Musically, Enclosure is an album of little extremes. On one hand, I do appreciate a lot of what Frusciante does here sonically: some of the synth sounds he's picked are particularly delicious, veering towards lo-fi analogue vibes with a particularly atmospheric touch, almost reminiscent of old game score sound sets. It's the kind of album that makes you appreciate very particular sounds, and it works particularly well with a good set of headphones when you can pick those apart. But then, Frusciante hasn't quite shaked off the weakest parts of the prior albums. He's still obsessed about drum loops and switching between them on a fly, at worst nearly every ten seconds. For the most part Enclosure isn't quite as bad about it compared to some of the previous works and some of the tonal and tempo switches are actually decently executed. The drums for the large part don't sound quite as out of place either, but sometimes it all comes tumbling down - e.g. the acid house drums of "Stage" actively distract from the rest of the song and become its sole, jarring focus. On a couple of occasions the entire production aesthetic starts to falter, in particular on "Run" which sounds like a demo version of the boss theme to some late 90s video game. It's not as cool as it sounds; it's a lapse in judgement after the album had started so promisingly, through the moody buildup of "Shining Desert" and the following "Sleep" where those ever-changing drum loops actually really work for the first time.
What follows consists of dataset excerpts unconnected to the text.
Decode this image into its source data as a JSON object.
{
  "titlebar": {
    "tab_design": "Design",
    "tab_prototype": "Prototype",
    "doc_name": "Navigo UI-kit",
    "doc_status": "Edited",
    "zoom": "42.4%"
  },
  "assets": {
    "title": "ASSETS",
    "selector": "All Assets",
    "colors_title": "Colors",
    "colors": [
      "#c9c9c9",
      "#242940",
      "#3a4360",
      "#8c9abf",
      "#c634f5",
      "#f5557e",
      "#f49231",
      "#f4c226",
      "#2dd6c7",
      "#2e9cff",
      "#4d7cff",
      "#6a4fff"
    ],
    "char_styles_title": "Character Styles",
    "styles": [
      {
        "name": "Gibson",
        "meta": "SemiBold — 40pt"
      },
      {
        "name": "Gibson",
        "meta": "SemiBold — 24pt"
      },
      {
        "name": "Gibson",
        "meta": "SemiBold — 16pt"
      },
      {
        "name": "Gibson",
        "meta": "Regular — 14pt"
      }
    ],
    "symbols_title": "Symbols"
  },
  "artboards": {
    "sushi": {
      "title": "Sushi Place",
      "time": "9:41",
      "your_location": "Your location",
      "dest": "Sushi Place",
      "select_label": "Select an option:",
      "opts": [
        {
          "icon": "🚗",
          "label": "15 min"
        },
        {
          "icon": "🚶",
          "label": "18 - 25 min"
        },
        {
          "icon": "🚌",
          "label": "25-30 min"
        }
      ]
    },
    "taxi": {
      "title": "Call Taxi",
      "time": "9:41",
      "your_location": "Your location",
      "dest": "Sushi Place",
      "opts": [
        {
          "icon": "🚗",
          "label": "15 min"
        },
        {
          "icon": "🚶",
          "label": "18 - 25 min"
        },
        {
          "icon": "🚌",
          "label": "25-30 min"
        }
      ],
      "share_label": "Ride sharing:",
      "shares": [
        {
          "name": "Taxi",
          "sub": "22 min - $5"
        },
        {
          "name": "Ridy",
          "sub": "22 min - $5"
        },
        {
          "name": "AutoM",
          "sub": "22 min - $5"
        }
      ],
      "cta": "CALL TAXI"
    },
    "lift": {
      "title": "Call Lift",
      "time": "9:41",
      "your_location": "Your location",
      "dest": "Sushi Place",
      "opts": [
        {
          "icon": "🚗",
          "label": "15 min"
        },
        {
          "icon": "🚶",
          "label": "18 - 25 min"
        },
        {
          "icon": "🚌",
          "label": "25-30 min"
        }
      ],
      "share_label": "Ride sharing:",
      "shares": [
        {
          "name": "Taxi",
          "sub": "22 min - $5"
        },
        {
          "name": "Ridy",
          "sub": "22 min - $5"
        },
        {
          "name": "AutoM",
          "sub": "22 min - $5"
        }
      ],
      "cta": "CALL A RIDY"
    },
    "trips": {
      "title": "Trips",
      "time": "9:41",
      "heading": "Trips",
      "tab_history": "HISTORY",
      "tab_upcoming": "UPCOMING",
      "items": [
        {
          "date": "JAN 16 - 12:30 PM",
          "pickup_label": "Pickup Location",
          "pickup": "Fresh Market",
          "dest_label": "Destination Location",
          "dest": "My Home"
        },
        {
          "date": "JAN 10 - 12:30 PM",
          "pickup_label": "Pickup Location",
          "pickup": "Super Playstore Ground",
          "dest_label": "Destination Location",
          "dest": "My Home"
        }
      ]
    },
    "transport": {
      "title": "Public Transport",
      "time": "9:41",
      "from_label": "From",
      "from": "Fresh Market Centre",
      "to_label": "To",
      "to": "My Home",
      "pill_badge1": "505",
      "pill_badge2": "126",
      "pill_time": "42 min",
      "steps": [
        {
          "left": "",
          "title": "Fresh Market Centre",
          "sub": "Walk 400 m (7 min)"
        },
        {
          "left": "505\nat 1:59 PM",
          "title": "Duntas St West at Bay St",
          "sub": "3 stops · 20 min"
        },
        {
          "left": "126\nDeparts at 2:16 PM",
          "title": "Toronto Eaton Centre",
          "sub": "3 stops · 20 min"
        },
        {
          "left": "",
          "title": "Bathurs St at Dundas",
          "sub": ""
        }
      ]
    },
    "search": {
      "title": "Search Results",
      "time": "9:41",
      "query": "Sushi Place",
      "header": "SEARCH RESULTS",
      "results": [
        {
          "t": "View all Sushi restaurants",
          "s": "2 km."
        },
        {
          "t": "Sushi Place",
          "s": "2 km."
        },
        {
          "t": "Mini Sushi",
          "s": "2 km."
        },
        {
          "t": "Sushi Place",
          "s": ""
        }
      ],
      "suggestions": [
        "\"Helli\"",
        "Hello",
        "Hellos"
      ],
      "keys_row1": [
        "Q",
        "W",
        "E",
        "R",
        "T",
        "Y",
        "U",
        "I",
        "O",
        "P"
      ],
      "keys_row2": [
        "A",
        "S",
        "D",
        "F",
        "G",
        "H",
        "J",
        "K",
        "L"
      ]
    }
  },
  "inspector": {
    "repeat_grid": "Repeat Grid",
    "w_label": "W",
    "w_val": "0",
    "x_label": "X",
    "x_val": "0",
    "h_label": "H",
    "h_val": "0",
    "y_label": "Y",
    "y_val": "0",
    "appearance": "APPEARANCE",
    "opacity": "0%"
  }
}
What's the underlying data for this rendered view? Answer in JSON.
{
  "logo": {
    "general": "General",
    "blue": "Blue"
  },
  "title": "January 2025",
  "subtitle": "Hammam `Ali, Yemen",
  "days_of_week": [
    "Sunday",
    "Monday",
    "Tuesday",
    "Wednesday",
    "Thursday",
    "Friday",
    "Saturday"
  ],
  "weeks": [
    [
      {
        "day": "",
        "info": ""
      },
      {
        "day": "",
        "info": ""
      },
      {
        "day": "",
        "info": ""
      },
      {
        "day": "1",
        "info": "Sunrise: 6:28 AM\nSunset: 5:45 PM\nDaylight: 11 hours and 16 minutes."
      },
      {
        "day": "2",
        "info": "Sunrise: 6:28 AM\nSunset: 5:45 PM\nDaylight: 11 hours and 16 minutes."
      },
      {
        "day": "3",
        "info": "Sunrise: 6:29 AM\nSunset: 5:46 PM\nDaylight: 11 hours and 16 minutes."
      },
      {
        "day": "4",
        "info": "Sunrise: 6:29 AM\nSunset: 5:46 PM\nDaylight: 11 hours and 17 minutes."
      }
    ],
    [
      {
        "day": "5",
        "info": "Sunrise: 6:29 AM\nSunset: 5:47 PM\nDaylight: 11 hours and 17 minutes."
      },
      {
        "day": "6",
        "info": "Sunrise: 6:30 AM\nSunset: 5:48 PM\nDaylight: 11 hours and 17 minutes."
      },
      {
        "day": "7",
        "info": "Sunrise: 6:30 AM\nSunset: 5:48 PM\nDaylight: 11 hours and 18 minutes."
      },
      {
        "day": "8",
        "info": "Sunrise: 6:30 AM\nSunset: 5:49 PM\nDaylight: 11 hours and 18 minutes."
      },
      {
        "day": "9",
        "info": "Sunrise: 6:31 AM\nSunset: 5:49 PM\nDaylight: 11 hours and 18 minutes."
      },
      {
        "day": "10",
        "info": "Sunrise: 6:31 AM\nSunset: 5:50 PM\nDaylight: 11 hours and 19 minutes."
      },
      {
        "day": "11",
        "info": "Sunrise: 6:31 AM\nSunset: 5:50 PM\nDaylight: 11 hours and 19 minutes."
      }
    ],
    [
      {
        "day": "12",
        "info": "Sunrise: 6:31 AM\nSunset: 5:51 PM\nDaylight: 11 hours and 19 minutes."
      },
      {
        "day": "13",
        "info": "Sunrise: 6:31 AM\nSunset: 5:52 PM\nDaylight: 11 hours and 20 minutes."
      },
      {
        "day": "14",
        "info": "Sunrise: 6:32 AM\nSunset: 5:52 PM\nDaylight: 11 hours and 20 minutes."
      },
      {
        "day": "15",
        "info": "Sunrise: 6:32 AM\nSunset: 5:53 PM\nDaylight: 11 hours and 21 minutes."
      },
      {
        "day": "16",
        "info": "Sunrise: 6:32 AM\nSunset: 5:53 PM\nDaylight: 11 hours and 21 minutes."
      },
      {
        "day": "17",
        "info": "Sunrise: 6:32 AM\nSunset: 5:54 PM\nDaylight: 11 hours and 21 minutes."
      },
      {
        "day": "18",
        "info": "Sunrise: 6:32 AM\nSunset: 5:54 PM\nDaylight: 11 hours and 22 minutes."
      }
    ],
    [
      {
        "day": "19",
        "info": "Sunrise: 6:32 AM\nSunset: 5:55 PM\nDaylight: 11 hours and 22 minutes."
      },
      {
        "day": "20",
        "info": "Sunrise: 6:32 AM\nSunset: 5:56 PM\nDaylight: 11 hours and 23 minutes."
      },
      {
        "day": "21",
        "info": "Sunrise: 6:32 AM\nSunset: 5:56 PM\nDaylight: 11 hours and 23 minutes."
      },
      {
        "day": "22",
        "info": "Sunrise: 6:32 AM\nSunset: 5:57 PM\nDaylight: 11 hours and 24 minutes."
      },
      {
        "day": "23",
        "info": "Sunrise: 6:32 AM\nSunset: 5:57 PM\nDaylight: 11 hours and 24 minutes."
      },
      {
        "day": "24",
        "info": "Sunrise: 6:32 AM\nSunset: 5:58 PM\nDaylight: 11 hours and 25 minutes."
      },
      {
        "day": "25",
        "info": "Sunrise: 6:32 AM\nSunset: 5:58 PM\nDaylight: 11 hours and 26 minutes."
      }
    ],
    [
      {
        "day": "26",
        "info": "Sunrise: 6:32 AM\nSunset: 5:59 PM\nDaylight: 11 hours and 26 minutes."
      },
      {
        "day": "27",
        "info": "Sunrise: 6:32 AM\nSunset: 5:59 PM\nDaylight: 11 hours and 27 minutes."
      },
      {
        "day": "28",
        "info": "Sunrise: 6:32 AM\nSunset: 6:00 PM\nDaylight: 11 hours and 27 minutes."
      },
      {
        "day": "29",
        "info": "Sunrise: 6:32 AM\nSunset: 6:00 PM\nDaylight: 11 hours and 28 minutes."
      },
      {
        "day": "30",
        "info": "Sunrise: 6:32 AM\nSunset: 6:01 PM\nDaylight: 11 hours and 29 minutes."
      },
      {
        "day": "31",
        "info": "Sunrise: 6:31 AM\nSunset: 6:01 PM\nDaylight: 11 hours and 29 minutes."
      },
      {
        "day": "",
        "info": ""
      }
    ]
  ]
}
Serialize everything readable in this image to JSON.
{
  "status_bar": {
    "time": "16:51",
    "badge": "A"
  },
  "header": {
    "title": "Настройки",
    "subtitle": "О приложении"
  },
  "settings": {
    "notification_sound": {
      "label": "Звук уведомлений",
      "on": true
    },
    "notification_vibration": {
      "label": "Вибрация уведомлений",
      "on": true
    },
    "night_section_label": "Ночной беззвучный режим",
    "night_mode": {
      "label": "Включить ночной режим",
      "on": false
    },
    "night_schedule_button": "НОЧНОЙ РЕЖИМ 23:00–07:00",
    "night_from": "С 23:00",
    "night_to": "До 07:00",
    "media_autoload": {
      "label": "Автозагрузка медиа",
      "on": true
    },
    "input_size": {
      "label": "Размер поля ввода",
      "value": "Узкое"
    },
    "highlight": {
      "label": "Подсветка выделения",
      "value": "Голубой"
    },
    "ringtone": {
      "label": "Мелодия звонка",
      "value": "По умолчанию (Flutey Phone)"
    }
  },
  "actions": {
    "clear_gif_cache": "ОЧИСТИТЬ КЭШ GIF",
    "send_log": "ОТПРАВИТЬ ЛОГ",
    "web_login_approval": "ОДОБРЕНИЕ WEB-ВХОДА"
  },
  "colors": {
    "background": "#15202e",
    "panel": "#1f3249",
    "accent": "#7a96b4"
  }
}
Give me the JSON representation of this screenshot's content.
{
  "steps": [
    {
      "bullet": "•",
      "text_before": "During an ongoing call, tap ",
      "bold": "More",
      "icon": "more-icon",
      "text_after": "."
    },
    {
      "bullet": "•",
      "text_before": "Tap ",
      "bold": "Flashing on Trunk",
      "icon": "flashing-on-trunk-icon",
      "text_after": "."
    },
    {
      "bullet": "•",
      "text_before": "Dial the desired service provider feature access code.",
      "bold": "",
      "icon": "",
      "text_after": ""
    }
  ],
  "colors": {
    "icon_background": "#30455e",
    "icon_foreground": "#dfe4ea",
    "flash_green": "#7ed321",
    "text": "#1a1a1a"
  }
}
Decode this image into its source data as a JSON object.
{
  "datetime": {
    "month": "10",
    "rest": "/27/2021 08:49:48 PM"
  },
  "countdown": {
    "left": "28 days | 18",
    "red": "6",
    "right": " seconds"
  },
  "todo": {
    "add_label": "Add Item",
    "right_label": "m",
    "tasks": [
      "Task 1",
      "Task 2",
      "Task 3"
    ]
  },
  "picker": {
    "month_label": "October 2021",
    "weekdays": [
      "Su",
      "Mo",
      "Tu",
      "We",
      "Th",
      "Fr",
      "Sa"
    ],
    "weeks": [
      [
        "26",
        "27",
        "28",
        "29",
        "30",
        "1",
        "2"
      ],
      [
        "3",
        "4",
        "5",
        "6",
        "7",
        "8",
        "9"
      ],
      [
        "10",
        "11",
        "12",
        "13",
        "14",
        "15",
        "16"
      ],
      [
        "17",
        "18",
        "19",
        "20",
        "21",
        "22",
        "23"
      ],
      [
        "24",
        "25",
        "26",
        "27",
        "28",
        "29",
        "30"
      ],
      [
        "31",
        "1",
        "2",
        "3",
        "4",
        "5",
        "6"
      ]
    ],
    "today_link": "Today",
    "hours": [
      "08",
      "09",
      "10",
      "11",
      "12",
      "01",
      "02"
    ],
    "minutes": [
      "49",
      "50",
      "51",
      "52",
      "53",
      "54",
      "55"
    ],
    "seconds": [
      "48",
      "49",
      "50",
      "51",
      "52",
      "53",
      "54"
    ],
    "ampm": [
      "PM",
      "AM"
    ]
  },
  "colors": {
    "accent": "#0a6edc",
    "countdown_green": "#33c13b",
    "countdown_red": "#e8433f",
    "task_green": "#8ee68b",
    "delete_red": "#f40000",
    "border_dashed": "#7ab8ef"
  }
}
For the most part though, the extremes of Enclosure meet to create acceptable averageness. I'm glad Frusciante's gone back to making songs rather than sound tests, and I enjoy the ones on Enclosure, but they're far, far away from his most memorable work - and a lot of the time a fair distance away from being properly memorable to begin with. There's a single song I'd place anywhere near a Frusciante essentials list and that's "Fanfare", a moody anthem of sorts where the production tricks (and especially the drums) calm down from the way of a solid core melody and an underlining, evocative tone with a little bit more oomph than anything else here: it sounds like a classic kind of Frusciante song, just with a new set of clothing on it. But while the majority of the rest please in terms of their production and mood, they're deceptively weak as actual songs. Frusciante rambles his litanies, occasionally stumbles across a good melody and then buries it away. There's nothing to take forward, bar the thought that something at some point sounded good but you can't quite remember how it goes. Some songs get close, particularly "Sleep" that has liveliness and fire that's anything but its namesake, as well as "Zone" which oversteps its clunky start with its near-anthemic rise on its latter half. Frusciante can still do some strong melodies, he just also knows how to brush them away just as quick.

Maybe Frusciante himself realised that in some level as well. After another prolific handful of years, Enclosure has the distinction of closing another particularly prolific era for Frusciante, and beginning a long hiatus. Following its release, we wouldn't hear back from him again properly for a while: he released some material under the Trickfinger alias and cleared out the archives with a couple of compilations of unreleased sketches and demo material available for download, and then disappeared largely off the record; even the second Trickfinger album published some time after was just a collection of outtakes from the first record. Later on he'd publicly state that he was content with just making music for himself, with no wider audience releases in mind. At the time of writing this review, in 2019, Enclosure is the last real album Frusciante's released and there has been no sign of another coming anytime soon. Sadly, for being an album that sounds like a culmination of the work that came before it and potentially the last thing we'll hear in a very long time, it ends the era by uneventfully fizzling out.